A steely hand grabbed his collar, dragged him out the windows, and hurled him at the grounded assault shuttle. He charged its ramp like his last hope of salvation, DeVries on his heels, and heard incoming fire spanging off the armored hull and the whine of powered turrets and the end-of-the-world bellow as the shuttle's autocannon covered their retreat. He staggered through the troop bay to the flight deck and slumped against a bulkhead, suddenly aware of the pain in his arm and the weakness of blood loss, as the shuttle leapt back into the heavens.

DeVries shouldered past him to the pilot's couch, and he slid down to sit on the deck in fresh shock that owed little to blood loss as he realized that seat had been empty when the shuttle swept down to save them.

He sat there, searching for a rational explanation, but none occurred to his muzzy brain. Disrupter fire had charred her jacket in half a dozen places, yet she was alive. That was insane enough, but where was her crew? And what in God's name had she been doing with Alexsov back there?

"What—" He stopped and coughed, surprised by the croak of his own voice, and she spared him a glance.

"Hang on," she said in that same calm voice, and he clutched for a handhold as something fast and lethal sizzled past and she whipped the shuttle into wild evasive action—without, he noted numbly, even bothering to don the flight control synth headset.

And then she started talking to herself.

"Okay. Dial 'em in and take them out," she told the empty air.

He clawed his way forward and tumbled into the copilot's seat just as something carved a screaming column of light through the night. He gaped out the cockpit canopy, then jerked back as terrible white fire erupted far below. Another followed, and a third, and DeVries spared him a wolf's smile. She flipped on the com—he hadn't even realized it was turned off—and an angry male voice filled the flight deck.

"... say again! Cease fire on our shuttle, or we will destroy your spaceport! This is First Officer Jeff Okahara of the starship Star Runner, and this is your final warning!"

"Way to go, Megarea," his pilot murmured, and Ben Belkassem closed his eyes. It had been such an orderly universe this morning, he thought almost calmly.
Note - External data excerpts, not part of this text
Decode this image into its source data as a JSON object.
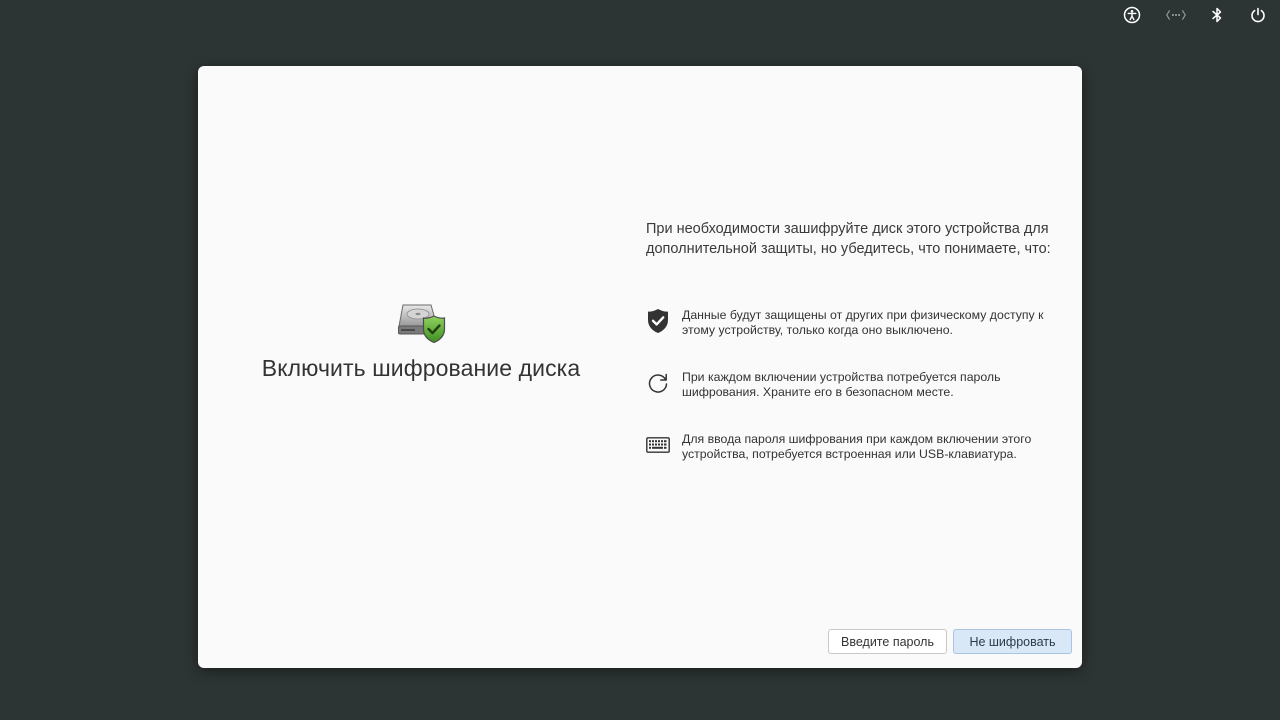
{
  "topbar": {
    "icons": [
      "accessibility-icon",
      "network-icon",
      "bluetooth-icon",
      "power-icon"
    ]
  },
  "dialog": {
    "title": "Включить шифрование диска",
    "intro": "При необходимости зашифруйте диск этого устройства для дополнительной защиты, но убедитесь, что понимаете, что:",
    "points": [
      {
        "icon": "shield-check-icon",
        "text": "Данные будут защищены от других при физическому доступу к этому устройству, только когда оно выключено."
      },
      {
        "icon": "refresh-icon",
        "text": "При каждом включении устройства потребуется пароль шифрования. Храните его в безопасном месте."
      },
      {
        "icon": "keyboard-icon",
        "text": "Для ввода пароля шифрования при каждом включении этого устройства, потребуется встроенная или USB-клавиатура."
      }
    ],
    "buttons": {
      "enter_password": "Введите пароль",
      "dont_encrypt": "Не шифровать"
    }
  },
  "colors": {
    "desktop_background": "#2d3534",
    "dialog_background": "#fafafa",
    "primary_button": "#d8e8f7",
    "shield_green": "#5fb33a"
  }
}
"Star Runner, you are ordered to return your shuttle and its occupants to the port immediately to answer for their unprovoked attack on Lieutenant Commander Defiant's estate!" another voice roared over the com.

"Bugger off!" Okahara snarled back. "Your precious lieutenant commander just got what he fucking well had coming!"

"What?! What do you mean—"

"I mean you'd better notify his heirs! And anybody else who tries to murder our captain is going to get the same!" "Listen, you—"

The furious voice chopped off. Ben Belkassem heard another voice, quick and urgent, muttering words that included "HVW" and "battle screen," and looked across at Alicia again.

"Quite a freighter you have there, Captain Mainwaring," he murmured.

"Isn't it?" The turbines died as the shuttle streaked beyond air-breathing altitude and the thrusters took over. "Strap in. We don't have time to decelerate, so Megarea's going to snag us with a tractor as we go by."